Pempe Aitken was the most glamorous of grandmothers; she would arrive to collect her grandson (the future actor) Jack Davenport from the Dragon School, driving her car rather too fast, dressed in black leather and with a rock band loud on the car radio; tweedy twin-set mothers, 40 years her junior, would pretend not to notice and fiddle with the picnics in the boots of their Volvos.

She was a great gardener, at Playford, her beautiful moated house in Suffolk, and at her finca in Ibiza, smuggling proper English earth and cuttings through the Customs. She spent thousands of wasted hours trying to learn Spanish through tapes, without success. When one of her guests had a heart attack in her pool, she was heard to exclaim to Eulalia, the lady farmer next door, "Eulalia - morto - morto terribile - cardio - in me piskina!"

All her long life she had a huge circle of lovers, ex-lovers and friends, a circle extended by her children and grandchildren. In her last years she had a weekly salon at the Chimes pub in Tachbrook Street, a salon which included several of Jonathan's friends from prison as well as from the Alpha Course.
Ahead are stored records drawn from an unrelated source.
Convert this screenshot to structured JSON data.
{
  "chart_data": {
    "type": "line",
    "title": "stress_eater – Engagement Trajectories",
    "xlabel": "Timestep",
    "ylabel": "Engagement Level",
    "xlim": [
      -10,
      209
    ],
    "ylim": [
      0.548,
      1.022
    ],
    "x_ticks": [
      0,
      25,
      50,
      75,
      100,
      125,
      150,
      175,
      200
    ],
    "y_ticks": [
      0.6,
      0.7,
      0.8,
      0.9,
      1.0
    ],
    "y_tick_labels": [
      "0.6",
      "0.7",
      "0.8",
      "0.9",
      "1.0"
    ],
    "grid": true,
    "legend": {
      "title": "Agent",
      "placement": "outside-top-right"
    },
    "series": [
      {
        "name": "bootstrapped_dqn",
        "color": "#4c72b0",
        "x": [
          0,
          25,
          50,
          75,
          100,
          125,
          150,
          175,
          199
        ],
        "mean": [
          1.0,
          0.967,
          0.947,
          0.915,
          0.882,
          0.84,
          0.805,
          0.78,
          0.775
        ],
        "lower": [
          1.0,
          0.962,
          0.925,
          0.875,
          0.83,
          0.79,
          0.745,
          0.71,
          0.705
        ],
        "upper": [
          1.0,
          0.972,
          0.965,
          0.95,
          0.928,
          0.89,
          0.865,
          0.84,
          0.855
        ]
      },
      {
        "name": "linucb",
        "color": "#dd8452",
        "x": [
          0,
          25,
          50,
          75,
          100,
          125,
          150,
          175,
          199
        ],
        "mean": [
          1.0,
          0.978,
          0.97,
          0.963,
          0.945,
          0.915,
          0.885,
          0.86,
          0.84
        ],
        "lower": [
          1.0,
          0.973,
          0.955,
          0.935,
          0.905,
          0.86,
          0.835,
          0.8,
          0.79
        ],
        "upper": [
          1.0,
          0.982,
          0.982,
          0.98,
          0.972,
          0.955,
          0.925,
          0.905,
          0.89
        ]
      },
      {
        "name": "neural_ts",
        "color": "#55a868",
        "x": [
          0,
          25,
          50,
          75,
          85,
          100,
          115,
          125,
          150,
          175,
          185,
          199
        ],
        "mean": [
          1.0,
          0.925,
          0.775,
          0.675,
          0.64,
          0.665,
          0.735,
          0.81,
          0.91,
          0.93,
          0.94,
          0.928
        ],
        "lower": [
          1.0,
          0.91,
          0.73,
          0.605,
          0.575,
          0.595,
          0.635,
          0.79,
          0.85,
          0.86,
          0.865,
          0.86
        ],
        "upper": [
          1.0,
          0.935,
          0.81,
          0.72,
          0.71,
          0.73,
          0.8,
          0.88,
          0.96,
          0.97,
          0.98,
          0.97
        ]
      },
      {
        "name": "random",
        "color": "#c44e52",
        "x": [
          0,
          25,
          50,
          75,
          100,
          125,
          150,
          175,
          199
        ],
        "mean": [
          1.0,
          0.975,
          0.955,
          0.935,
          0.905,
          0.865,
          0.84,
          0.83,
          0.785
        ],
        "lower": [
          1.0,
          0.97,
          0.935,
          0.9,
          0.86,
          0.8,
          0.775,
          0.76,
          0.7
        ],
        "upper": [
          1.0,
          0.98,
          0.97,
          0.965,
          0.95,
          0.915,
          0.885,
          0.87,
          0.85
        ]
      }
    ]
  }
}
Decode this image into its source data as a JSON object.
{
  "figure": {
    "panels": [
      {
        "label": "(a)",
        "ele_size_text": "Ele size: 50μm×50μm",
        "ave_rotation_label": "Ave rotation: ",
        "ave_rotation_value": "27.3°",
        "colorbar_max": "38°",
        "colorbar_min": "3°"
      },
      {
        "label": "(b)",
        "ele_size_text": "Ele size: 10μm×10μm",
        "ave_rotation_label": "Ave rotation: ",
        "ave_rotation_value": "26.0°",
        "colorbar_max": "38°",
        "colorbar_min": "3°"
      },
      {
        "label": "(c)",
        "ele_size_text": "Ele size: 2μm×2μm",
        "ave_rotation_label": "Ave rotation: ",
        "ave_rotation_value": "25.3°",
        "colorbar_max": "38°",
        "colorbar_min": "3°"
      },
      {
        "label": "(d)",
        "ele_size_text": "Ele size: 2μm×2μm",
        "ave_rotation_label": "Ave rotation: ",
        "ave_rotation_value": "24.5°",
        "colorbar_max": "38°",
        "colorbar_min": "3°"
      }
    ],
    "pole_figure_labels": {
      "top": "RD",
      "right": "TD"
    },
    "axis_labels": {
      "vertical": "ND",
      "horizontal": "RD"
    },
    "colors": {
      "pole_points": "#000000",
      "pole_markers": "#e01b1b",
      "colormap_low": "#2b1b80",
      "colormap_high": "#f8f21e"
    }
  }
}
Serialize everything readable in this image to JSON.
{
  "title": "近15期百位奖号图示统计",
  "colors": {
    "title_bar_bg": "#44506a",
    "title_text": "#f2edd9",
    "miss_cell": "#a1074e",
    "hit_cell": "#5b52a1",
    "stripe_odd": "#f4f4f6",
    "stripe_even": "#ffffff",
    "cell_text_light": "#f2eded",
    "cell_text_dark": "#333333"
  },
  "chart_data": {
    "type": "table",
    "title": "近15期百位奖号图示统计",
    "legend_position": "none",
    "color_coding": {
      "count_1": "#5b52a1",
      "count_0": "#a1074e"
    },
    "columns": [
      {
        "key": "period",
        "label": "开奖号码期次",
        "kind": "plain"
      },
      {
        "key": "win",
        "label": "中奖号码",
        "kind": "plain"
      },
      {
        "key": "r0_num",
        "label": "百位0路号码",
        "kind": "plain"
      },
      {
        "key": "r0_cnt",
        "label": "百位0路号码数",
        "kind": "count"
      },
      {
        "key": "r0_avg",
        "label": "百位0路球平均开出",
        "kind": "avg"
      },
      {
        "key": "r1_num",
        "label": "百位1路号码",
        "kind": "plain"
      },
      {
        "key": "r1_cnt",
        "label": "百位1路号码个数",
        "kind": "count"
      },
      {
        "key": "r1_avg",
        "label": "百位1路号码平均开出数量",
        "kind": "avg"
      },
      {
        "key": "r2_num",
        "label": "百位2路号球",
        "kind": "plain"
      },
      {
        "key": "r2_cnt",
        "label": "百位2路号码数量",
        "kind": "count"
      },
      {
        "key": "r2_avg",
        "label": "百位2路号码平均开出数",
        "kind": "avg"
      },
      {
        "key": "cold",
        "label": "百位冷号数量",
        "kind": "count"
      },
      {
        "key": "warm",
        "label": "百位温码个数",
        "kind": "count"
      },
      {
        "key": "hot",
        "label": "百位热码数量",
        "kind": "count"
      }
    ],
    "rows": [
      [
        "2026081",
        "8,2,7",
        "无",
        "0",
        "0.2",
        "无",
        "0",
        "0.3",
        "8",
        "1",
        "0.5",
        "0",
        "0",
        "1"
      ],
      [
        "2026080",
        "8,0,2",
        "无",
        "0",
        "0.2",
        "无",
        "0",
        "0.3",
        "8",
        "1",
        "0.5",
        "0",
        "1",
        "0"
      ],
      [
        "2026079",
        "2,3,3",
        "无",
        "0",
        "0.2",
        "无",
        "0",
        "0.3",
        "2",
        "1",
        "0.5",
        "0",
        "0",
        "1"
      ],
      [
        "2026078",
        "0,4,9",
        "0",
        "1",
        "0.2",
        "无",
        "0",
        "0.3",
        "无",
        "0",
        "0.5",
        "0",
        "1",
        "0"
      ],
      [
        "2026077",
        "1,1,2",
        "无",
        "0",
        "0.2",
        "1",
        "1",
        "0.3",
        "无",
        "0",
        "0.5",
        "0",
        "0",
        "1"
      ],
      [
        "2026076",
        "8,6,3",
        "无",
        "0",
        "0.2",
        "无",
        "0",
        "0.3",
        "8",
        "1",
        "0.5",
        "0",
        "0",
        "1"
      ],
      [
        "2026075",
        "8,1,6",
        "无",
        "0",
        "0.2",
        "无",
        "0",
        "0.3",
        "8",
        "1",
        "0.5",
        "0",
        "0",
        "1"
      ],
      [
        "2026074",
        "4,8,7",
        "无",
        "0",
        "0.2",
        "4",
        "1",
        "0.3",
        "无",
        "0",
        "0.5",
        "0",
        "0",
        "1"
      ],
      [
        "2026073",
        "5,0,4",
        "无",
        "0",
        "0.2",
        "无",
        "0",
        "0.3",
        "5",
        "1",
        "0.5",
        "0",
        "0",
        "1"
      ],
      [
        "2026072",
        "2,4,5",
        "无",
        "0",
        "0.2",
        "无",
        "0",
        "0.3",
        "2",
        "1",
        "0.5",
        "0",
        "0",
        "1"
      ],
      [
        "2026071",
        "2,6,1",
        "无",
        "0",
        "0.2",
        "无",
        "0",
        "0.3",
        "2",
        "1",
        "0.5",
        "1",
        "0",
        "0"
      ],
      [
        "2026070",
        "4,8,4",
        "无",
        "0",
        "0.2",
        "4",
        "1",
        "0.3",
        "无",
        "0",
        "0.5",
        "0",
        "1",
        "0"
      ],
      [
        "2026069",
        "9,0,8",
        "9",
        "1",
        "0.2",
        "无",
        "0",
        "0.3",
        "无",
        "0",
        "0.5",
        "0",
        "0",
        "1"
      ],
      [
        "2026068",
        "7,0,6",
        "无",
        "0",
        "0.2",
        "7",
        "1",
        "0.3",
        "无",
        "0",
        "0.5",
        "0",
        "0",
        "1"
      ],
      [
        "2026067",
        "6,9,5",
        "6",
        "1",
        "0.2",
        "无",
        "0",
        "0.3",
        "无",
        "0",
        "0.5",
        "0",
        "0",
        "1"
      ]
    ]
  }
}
She was not in the least snobbish. Mr Ray from the nearby gypsy encampment was a regular lunch guest at Playford, partly because Pempe rather sympathised with his view of the proper way to die: "I wanna be lying in a ditch with the beer running outta me mouth." Nevertheless, she could, if required, be extremely grand. On one occasion a tycoon, her last live-in attachment, was speaking at unnecessary length about the red carpet treatment he had received from British Airways on a recent trip to New York. Pempe, with a faraway look, ended the discussion with the remark, "In the Sudan, we were used to private trains."

Despite some heroic efforts by Jonathan, she was less than convinced about the after-life. But she cheered up at the thought, prompted by Maria, that her old friend Noel Picarda and her brother Simon, both serious drinkers in their day, would be waiting for her at the bar - the saloon bar, that is, rather than Alfred Lord Tennyson's.